All of the above assumes that all net members’ transceivers are transmitting with the same receive frequency shift. Not all transceivers act the same way, however. In my FT-450D, I can select the CW receive offset to always be above the transmit frequency, always below the transmit frequency, or in auto CW mode which sets the receive frequency below the transmit frequency on the 160m, 80m, and 40m bands and to above the transmit frequency on the 30m and higher bands. The ICOM IC-718 behaves like the FT-450D’s auto mode. It automatically sets the receive offset below the transmit frequency for the low bands and above for the high bands. If you want to be on frequency on a CW net, you must know whether your receive offset is above or below the transmit frequency and make sure it is set the same for all members of the net. Modern usage is to always use a receive offset above the transmit frequency.
Most modern transceivers put out their CW transmit signal on the dial frequency and shift the actual receive frequency by the frequency of the transmit sidetone. Most modern transceivers allow you to set the transmit sidetone to a frequency within a range, typically around 300 Hz to around 1000 Hz. Some rigs, particularly older rigs, have a fixed offset. Fixed sidetones are often 600 Hz, 700 Hz, or 800 Hz. Check your operating manual to be sure. If yours is adjustable, set it to the pitch you like to hear.
Most transceivers allow you to operate your key or keyer without transmitting a signal on the air. On the FT-450D, you can turn the break-in function off. When the net control station tells you “QNZ”, all you have to do is turn off break-in, key your sidetone, and tune your receiver until the net control’s received signal pitch is the same as your sidetone pitch. When you arrive at that point, your dial will show your transmit frequency and that frequency will be equal to or very near the net controls actual transmit frequency. If all net members follow this procedure, everyone will hear everyone else at their chosen (or fixed) sidetone pitch.
Note, if you are fortunate enough to own a high end transceiver, you may have several different ways to tune in the CW signal. The FTDX-3000 has an auto zero-beat function where you tune in the CW signal, push the right button and the radio automatically tunes the rig to the proper frequency. The Kenwood TS-2000 has a similar function.

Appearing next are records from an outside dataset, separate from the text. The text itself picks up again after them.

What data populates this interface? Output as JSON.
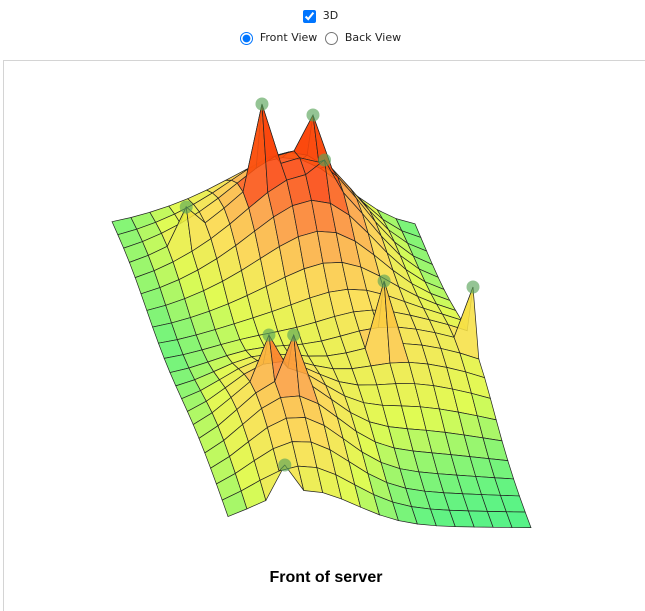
{
  "controls": {
    "three_d": {
      "label": "3D",
      "checked": true
    },
    "views": [
      {
        "label": "Front View",
        "checked": true
      },
      {
        "label": "Back View",
        "checked": false
      }
    ]
  },
  "chart_data": {
    "type": "surface",
    "title": "Front of server",
    "sensors": [
      {
        "x": 0.44,
        "y": 0.17,
        "value": 169
      },
      {
        "x": 0.64,
        "y": 0.11,
        "value": 143
      },
      {
        "x": 0.64,
        "y": 0.21,
        "value": 128
      },
      {
        "x": 0.2,
        "y": 0.16,
        "value": 66
      },
      {
        "x": 0.27,
        "y": 0.71,
        "value": 103
      },
      {
        "x": 0.32,
        "y": 0.77,
        "value": 118
      },
      {
        "x": 0.7,
        "y": 0.57,
        "value": 112
      },
      {
        "x": 0.97,
        "y": 0.51,
        "value": 91
      },
      {
        "x": 0.21,
        "y": 1.0,
        "value": 63
      }
    ],
    "marker_color": "#5aa55a"
  }
}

Being exactly on another stations transmit frequency is not always an advantage. In CW contest operation, you may gain an advantage by deliberately tuning off the other stations frequency a bit. This will make your signal sound a little different than all the satations tuned exactly in and you may get noticed sooner.
In any case, having the knowledge of how your rig works in CW and the skill to zero-beat a signal will make you a better CW operator and, hopefully, increase your success and enjoyment of this oldest of communications modes.